Saturday, May 8, 2010

White-backed Woody

Today's weather was incredibly fine! I went birding around Beppu Ropeway for the whole day and got lots of new species to add up for my Beppu list. I walked from the Ropeway station up along the road deep into the forest and this flock of White-backed Woodpeckers (Dendrocopos leucotos) came in as one of the biggest surprises of the day. I've never seen the species before but for some reason there were lots of them today. Two male birds even flew closer to me and gave me a couple of seconds to get some good shots of them in close range. Others were just mainly shy and always hid behind dense leaves.
Subspecies D.l. namiyei of southern Japan has reddish underparts,
unlike the Taiwanese race which I have seen before.

At first I thought this one was a female, but it turns out to be a very young male bird that hasn't fully developed the red feathers on the crown.

2 comments:

Stuart Price said...

Nice shots, they look very different from the Hokkaido subspecies..........
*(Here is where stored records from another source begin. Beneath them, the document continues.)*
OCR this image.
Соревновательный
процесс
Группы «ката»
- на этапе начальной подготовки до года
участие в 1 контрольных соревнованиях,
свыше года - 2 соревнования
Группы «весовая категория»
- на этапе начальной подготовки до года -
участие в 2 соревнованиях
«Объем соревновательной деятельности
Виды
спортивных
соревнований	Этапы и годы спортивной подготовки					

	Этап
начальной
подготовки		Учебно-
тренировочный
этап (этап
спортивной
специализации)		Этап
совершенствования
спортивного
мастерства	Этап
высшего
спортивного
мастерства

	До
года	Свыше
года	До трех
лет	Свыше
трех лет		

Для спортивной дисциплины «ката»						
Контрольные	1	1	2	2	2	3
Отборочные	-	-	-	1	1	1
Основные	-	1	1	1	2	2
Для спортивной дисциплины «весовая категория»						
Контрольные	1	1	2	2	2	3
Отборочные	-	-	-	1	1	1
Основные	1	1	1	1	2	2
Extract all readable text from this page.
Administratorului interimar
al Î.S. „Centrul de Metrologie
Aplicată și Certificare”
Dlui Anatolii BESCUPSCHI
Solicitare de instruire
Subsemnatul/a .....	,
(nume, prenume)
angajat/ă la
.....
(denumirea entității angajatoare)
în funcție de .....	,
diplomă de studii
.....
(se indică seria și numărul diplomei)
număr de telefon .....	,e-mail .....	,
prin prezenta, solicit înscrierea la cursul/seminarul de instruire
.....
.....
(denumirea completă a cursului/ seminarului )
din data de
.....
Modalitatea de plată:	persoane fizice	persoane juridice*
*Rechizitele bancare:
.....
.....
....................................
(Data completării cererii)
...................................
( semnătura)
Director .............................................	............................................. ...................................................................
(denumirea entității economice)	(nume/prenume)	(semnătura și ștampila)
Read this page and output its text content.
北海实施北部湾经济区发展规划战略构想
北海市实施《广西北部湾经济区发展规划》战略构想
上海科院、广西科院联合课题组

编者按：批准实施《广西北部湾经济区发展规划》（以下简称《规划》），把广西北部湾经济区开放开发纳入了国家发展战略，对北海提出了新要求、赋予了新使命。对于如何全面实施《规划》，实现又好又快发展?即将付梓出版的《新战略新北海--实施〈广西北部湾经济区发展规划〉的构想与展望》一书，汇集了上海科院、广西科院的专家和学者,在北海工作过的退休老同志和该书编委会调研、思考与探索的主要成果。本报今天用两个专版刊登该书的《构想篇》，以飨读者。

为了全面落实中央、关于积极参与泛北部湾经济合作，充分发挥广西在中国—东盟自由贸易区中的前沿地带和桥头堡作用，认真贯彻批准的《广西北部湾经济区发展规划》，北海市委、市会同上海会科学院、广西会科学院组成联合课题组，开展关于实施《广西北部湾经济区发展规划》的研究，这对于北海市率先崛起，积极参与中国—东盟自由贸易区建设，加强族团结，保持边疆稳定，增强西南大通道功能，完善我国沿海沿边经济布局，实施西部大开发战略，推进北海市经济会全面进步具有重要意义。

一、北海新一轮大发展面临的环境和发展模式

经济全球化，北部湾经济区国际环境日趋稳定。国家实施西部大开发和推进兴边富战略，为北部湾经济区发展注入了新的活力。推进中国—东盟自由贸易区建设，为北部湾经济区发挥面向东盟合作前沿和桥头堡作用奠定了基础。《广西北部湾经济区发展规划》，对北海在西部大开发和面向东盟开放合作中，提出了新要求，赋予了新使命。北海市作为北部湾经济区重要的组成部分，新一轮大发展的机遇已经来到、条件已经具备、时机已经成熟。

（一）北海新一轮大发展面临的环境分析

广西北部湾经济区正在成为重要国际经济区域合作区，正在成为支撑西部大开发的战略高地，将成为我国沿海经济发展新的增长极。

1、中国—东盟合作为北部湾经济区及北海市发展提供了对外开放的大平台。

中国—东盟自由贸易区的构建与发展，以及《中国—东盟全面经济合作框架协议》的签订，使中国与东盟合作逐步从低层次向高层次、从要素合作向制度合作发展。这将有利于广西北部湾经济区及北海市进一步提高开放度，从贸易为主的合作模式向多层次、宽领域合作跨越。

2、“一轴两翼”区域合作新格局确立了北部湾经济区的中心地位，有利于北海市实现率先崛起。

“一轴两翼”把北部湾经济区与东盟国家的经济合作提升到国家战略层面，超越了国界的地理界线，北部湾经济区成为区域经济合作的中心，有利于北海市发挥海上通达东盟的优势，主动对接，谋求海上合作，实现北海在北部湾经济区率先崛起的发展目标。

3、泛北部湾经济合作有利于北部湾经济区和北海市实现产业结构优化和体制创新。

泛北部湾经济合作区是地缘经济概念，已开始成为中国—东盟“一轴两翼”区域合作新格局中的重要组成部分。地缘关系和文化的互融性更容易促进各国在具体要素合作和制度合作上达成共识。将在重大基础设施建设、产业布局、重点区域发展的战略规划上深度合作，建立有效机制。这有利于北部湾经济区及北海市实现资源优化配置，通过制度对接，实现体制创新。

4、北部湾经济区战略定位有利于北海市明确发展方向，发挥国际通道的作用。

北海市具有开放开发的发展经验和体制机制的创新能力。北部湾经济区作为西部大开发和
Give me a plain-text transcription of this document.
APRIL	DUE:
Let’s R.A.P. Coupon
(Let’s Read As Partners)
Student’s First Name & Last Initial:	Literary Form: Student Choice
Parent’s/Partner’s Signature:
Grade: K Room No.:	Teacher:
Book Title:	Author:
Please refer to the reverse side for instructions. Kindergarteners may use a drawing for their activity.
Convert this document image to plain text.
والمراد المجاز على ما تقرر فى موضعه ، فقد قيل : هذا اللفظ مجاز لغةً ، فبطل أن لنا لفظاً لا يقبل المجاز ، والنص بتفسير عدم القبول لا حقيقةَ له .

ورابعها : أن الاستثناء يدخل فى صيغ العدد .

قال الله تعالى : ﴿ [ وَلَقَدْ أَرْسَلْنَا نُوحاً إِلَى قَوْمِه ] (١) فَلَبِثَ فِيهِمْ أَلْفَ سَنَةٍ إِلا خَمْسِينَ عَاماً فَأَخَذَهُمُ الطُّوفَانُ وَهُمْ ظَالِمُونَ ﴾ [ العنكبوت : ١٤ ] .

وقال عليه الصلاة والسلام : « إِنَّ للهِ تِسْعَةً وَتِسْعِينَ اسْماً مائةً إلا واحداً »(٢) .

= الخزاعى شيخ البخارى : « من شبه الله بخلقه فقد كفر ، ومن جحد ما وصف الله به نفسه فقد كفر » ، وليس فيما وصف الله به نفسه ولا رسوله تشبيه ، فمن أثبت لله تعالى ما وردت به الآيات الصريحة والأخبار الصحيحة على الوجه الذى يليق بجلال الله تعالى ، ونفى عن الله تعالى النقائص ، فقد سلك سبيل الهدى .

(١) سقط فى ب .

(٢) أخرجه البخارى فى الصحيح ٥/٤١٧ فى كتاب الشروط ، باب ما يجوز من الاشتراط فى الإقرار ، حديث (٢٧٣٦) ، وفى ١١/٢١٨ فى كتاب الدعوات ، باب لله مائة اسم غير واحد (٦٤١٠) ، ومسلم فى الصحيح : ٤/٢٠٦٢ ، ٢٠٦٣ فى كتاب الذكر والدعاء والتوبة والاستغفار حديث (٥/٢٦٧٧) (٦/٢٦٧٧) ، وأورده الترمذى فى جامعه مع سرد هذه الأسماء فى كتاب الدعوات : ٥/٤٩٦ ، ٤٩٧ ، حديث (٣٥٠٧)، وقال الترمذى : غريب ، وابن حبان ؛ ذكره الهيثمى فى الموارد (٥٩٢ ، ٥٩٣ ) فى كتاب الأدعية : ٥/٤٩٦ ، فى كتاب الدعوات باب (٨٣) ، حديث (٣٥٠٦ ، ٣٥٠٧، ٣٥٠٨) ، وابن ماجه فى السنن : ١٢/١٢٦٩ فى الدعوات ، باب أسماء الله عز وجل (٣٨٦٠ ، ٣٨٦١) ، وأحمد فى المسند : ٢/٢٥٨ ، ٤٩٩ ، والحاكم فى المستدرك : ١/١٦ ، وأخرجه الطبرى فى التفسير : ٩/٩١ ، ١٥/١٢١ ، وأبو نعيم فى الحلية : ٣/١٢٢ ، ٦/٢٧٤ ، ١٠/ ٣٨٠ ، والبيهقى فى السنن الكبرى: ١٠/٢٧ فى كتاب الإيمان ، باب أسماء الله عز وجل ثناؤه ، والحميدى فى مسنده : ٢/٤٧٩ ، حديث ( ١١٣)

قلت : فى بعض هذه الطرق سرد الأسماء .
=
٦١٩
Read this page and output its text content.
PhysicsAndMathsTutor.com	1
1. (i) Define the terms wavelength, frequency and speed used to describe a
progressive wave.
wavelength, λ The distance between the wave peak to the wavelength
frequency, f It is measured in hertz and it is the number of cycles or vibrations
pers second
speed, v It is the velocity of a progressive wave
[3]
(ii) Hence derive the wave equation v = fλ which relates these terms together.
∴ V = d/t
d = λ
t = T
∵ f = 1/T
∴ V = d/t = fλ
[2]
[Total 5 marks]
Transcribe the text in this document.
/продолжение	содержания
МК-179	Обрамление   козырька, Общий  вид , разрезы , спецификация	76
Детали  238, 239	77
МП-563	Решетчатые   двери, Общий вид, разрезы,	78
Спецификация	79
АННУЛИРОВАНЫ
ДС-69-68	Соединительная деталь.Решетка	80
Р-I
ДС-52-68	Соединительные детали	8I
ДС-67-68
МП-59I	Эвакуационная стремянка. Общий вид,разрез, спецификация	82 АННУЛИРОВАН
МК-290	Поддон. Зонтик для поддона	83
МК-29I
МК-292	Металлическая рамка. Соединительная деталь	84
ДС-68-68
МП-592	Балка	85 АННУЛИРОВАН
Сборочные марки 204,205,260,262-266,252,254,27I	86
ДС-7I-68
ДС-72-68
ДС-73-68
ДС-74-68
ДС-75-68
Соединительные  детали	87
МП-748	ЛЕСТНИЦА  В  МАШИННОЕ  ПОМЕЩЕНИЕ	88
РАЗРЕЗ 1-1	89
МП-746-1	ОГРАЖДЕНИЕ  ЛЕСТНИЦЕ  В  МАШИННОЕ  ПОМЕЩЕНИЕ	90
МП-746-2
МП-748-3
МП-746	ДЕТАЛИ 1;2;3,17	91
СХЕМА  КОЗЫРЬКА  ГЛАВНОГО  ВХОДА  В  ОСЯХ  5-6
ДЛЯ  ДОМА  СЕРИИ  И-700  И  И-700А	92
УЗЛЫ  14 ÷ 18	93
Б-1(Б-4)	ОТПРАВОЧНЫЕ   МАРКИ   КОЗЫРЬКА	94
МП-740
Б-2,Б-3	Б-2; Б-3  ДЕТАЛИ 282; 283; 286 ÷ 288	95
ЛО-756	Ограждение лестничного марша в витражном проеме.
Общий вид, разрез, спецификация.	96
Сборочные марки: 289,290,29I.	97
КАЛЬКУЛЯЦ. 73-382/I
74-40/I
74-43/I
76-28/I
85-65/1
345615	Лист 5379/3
Ayuwat Jearwattanakanok said...

Thanks Stu!
I did a bit of research and found that there are 4 different subspecies in Japan! Yours probably be D.l. subcirris which is the main subspecies of Hokkaido. The one in this post should be D.l. namiyei of Kyushu and southern Honshu, instead of D.l. stejnegeri of northern Honshu. Another subspecies, D.l. owstoni, is the one for Okinawa. This is so interesting. The total number of the subspecies of this woodpecker is 12! Maybe they'll split in the future.